On connaît bien le Marcel Aymé romancier et nouvelliste, l'auteur entre autres de « La jument verte » et du « Passe-muraille ». On admire sa verve, son esprit sarcastique et moqueur, ainsi que son sens d'un merveilleux fantastique quotidien… On connaît moins (sinon par les adaptations cinématographiques qui en ont été tirées) les pièces de théâtre de cet auteur unique. Faute d'être reprises sur les planches, et de renouer avec le succès, elles pourraient faire l'objet de bons téléfilms (avis aux téléastes en mal d'inspiration). Ce sont des pièces intemporelles sur des sujets toujours aussi contemporains. « La tête des autres » est un réquisitoire grinçant contre la peine de mort (entre autres choses), « Lucienne et le boucher » montre que l'appel de la chair (au sens propre pour le boucher) dépasse les classes sociales, quant à « Clérambard » …

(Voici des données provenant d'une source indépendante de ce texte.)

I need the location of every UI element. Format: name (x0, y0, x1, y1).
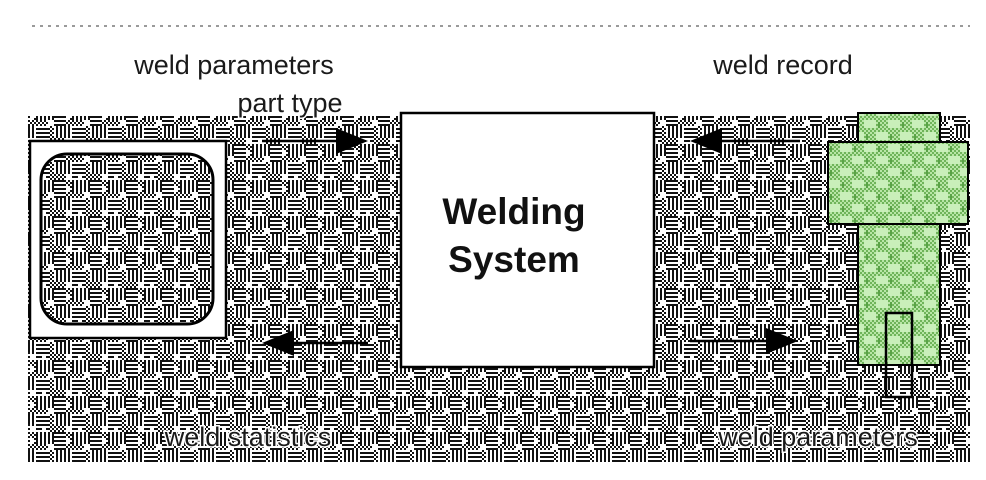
label-part-type: part type (237, 88, 342, 118)
rounded-square-panel-icon (28, 139, 228, 340)
label-weld-parameters-top: weld parameters (133, 50, 334, 80)
label-weld-parameters-bottom: weld parameters (717, 422, 918, 452)
arrow-out-system-right (690, 328, 798, 354)
system-title-line2: System (448, 239, 580, 280)
arrow-to-system (262, 128, 368, 154)
arrow-from-system-to-left (262, 330, 368, 356)
welding-gun-icon (827, 112, 969, 399)
arrow-into-system-right (690, 128, 800, 154)
welding-system-box: Welding System (399, 111, 656, 369)
label-weld-record: weld record (712, 50, 853, 80)
label-weld-statistics: weld statistics (164, 422, 332, 452)
system-title-line1: Welding (442, 191, 585, 232)
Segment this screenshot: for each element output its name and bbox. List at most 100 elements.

« Clérambard » est un chef d'oeuvre. Pour situer cette pièce dans l'inspiration générale de Marcel Aymé, disons que c'est un exemple assez complet de ce que propose l'auteur : il y a de la critique sociale, du merveilleux à la fois poétique et quotidien, des personnages hauts en couleur (proches de la caricature, mais c'est voulu), et toujours une langue qui n'est pas moins belle lorsqu'elle est parlée que lorsqu'elle est écrite.
Hector de Clérambard est un ancien noble, qui végète dans son hôtel particulier en ruine, où, pour survivre, il oblige sa famille (femme, fils et belle-mère) à tricoter des chandails qu'il vend ensuite à des clients potentiels. Tyran domestique, il est aussi dur avec les gens qu'avec les animaux. Il s'apprête à marier son fils avec l'aînée des filles du notaire Galuchon (roturier, mais riche). Quand le curé vient pour négocier, Clérambard, par jeu, tue son chien. C'est alors que saint François d'Assise lui apparaît, lui ouvre les yeux, et en partant, ressuscite le chien. Saisi par cette apparition qu'il est seul à avoir vu, Clérambard s'amende et devient un modèle de vertu. Frappé par la grâce, il impose à sa famille la pauvreté, la mendicité et l'humilité, sources de bonheur inépuisables. Il veut marier son fils à une prostituée notoire, la Langouste, au détriment du mariage prévu auparavant. Converti à l'amour de son prochain (qui inclut maintenant les animaux et en particulier les araignées), Clérambard vend son hôtel et part sur les routes dans une roulotte aménagée. C'est alors que saint François fait une nouvelle apparition, et cette fois-ci tout le monde le voit, sauf le curé. Mais, pour ne pas perdre la face, il trouvera bien une explication…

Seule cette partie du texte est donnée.